When I was working on some set operations in Python, using numpy and pandas I came across a strange phenomenon, which, I would state, results in an inconsistency in nans handling.
Let's assume that we have a very simple situation with sets as our points of interest:
import numpy as np
import pandas as pd
a = {1, 2, 3, np.nan}
b = {1, 2, 4, np.nan}
print(a - b)
Out:
{3}
This is perfectly fine and we would expect it to be so, but let us continue with somewhat more complicated example, where pandas series / data frame is included:
series = pd.Series([1, 2, 3, np.nan, 1, 2, 3])
d = set(series)
print(d)
Out:
{nan, 1.0, 2.0, 3.0}
Once again, perfectly fine. Though, when we call:
print(d - b) # the same applies to a single column of a data frame in place of a series
the result is (quite unexpectedly to me):
{nan, 3.0}
There is still a nan value in the output.

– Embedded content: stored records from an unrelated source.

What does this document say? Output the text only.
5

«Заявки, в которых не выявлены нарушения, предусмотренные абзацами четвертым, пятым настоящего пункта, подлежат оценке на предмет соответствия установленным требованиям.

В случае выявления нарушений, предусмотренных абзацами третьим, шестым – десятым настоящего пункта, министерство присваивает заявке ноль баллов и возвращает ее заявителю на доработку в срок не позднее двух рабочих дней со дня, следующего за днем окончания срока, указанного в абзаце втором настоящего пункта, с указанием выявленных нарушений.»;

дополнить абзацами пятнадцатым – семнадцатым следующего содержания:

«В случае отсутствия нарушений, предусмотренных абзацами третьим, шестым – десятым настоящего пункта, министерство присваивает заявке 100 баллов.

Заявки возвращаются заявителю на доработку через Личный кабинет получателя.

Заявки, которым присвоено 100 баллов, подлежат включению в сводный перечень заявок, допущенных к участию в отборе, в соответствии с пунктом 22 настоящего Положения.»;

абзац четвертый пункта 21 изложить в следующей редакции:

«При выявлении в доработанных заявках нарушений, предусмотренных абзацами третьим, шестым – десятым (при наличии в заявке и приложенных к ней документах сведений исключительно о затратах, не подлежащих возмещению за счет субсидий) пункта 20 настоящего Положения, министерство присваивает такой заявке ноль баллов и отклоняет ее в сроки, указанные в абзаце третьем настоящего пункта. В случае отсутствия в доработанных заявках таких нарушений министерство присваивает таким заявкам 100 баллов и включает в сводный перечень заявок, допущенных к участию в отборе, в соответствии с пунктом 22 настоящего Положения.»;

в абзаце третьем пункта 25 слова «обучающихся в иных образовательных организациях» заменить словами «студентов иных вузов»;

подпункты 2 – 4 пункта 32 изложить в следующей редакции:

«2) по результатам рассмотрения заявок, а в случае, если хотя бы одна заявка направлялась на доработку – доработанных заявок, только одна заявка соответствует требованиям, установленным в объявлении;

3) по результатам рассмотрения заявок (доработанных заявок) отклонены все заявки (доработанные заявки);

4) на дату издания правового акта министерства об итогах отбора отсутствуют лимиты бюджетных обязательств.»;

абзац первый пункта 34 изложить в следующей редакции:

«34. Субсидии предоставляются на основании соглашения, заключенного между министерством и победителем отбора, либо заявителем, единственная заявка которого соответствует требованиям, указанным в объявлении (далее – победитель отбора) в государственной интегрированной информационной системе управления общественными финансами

I do understand that when we create the series variable all of the input values are cast under the hood to a float64 format, including the nan value.
type(series.iloc[3])
Out:
numpy.float64
Whereas the type of a freely created np.nan is just float. Of course, the np.isnan() function in both cases returns True. I still see it though as an inconsistency, because I would assume that all basic Python operations (to which set operations undoubtedly belong) will be treating nans in a similar manner to the numbers. Even if the same type conversion as in case of nans was applied to the numbers in the sets (in pure Python they are ints, whereas in pandas series they are floats), set operations still consider them as the same entities and remove values adequately. nan is supposed to be also (quasi-)numeric and yet is handled differently. Is this a feature, a bug or an acknowledged situation which cannot be for some reason resolved?
Python version: 3.6.6. Numpy version: 1.16.2. Pandas version: 0.24.2.